Four Athens startups work to create jobs with the hopes that they can tap into the talent and resources available at a large university like UGA. Dave Gunton, an attorney who volunteers his time to help businesses at Four Athens, thinks one competitive advantage UGA has over very tech-centered places like Georgia Tech is its diversity.
“With a place like UGA, Four Athens has students and faculty from computer science, the business school, the forestry program, from family and consumer sciences,” he says. “So there’s diversity, and I think great things can happen when you get people who think different ways and solve problems different ways and kind of combine forces, so that’s what I think a big research university and a university town like this might have going for it over some place that’s strictly engineering or computer science.”
Local Is Not Always Better
Many Athenians prefer to support small businesses and shop and eat locally. The local restaurants, coffee shops, boutiques and venues give Athens its culture—a culture and quality of life that’s attractive—but small businesses alone can’t sustain our economy. Flannery refers to this problem as the poverty mentality.

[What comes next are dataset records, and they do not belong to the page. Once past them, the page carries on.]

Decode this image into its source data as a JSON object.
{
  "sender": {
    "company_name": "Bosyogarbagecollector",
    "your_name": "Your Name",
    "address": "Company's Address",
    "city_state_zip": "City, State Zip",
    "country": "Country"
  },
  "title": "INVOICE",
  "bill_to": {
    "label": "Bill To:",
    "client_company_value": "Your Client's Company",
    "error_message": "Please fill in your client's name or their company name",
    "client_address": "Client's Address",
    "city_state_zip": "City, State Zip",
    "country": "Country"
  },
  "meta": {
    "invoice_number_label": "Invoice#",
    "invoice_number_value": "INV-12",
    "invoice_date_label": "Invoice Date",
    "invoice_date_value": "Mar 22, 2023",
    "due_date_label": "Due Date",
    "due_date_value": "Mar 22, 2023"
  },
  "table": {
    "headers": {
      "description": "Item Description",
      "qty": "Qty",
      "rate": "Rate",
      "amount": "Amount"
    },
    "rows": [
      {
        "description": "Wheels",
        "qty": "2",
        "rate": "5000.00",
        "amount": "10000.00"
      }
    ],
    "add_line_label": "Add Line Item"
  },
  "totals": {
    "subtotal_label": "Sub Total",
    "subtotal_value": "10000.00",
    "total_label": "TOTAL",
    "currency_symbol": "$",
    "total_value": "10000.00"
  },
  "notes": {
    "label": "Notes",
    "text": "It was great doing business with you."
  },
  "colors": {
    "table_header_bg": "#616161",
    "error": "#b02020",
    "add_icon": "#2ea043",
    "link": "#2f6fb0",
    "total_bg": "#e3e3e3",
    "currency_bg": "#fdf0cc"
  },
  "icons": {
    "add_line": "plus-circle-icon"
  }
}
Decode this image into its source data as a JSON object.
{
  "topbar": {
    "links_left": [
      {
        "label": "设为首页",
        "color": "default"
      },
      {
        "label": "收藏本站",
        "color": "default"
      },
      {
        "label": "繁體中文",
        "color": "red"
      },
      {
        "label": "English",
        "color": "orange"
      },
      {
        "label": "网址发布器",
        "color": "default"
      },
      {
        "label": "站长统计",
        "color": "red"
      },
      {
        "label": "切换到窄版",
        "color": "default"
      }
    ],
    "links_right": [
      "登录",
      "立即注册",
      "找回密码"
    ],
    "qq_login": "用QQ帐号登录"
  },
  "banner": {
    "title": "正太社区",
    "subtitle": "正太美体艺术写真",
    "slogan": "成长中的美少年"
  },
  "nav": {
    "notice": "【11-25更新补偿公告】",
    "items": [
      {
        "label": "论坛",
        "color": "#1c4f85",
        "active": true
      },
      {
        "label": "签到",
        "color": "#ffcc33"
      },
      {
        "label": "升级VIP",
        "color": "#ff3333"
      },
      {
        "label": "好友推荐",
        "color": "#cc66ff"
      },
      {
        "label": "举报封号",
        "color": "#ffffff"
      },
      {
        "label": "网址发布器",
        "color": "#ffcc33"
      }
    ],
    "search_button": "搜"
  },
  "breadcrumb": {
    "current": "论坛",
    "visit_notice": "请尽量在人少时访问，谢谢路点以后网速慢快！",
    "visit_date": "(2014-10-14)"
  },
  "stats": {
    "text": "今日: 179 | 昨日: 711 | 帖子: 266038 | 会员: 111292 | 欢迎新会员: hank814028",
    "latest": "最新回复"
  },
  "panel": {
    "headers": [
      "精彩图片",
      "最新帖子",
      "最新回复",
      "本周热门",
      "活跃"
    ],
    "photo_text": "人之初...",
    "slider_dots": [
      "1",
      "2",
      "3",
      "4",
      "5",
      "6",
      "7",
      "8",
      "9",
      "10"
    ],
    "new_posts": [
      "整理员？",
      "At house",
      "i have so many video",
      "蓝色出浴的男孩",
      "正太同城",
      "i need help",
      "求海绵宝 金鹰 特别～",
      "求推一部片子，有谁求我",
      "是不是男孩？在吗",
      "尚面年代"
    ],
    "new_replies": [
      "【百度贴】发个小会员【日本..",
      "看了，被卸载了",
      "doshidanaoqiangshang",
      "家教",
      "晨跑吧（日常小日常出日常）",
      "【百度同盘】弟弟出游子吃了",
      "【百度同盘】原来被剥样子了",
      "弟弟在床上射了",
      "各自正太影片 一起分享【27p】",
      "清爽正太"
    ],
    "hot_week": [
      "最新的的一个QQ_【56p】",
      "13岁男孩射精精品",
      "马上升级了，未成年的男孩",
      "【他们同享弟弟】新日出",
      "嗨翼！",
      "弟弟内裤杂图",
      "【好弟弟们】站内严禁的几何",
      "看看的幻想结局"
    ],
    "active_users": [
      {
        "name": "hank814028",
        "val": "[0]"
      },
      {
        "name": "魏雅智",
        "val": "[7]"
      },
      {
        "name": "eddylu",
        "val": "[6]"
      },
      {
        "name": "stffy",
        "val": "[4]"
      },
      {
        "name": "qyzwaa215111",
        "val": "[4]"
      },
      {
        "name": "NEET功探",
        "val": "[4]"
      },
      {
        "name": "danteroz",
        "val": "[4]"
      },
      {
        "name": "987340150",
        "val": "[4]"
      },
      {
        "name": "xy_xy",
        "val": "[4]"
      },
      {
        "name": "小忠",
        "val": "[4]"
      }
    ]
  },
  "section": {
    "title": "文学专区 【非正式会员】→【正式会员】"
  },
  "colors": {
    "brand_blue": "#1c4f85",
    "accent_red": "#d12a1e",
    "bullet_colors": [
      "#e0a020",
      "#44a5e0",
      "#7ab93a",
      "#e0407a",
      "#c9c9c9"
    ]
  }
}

“We have become proud of our poverty mentality in Athens, which is problematic in my mind,” he says. Small businesses often cannot employ many people or even pay interns, and they usually don’t bring in much money from outside the community.
When a dollar circulates within the community, it depreciates. “If you have a dollar that goes to Walker’s and that person goes and spends that same dollar at Cutter’s and that bartender goes and spends the dollar at Allgood, all of a sudden, that dollar disappears within the span of a month maybe,” Flannery says.
Bringing in fresh dollars is essential to growing the local economy. “If we’re bringing a dollar from the outside, it can go to pay those interns or the designer or that musician,” Flannery says. “I think we need to figure out a way to break that mold, and I think the way we do that is with startups, because then well-paid jobs are generating revenue from outside.”
Just the Start
For companies that have a chance to make it big but now can barely make rent, more collaborative spaces are coming to Athens. Broad 9A is a work-and-play space in the Chase Street Warehouses owned by Josh and Alex Brown, the same pair who started The Broad Collective lifestyle blog. Although not specifically targeted at tech startups, their space could potentially serve other people wanting to start something.
“When you get in an environment and the more open you can make it, the more collaboration happens,” Josh Brown says. “You make each other better, because you’re constantly talking about different ideas that you have and ways to make each other better.”
Broad 9A will have about 16 desk spaces, eight of which are already filled. Prices range from $20 day passes to full-time office space for $200 a month. The grand opening of the 4,000-square-foot space is scheduled for May 1.
Five years ago, there were few to no tech startups in Athens. Now, Four Athens has about 100 members, and they’ve worked with over 200 startups total. In 2014, its members hired over 100 people, raised over $500,000 in capital and generated over $4.5 million in revenue. They currently have more than 20 job openings.
“This is just the tip of the iceberg,” Flannery says.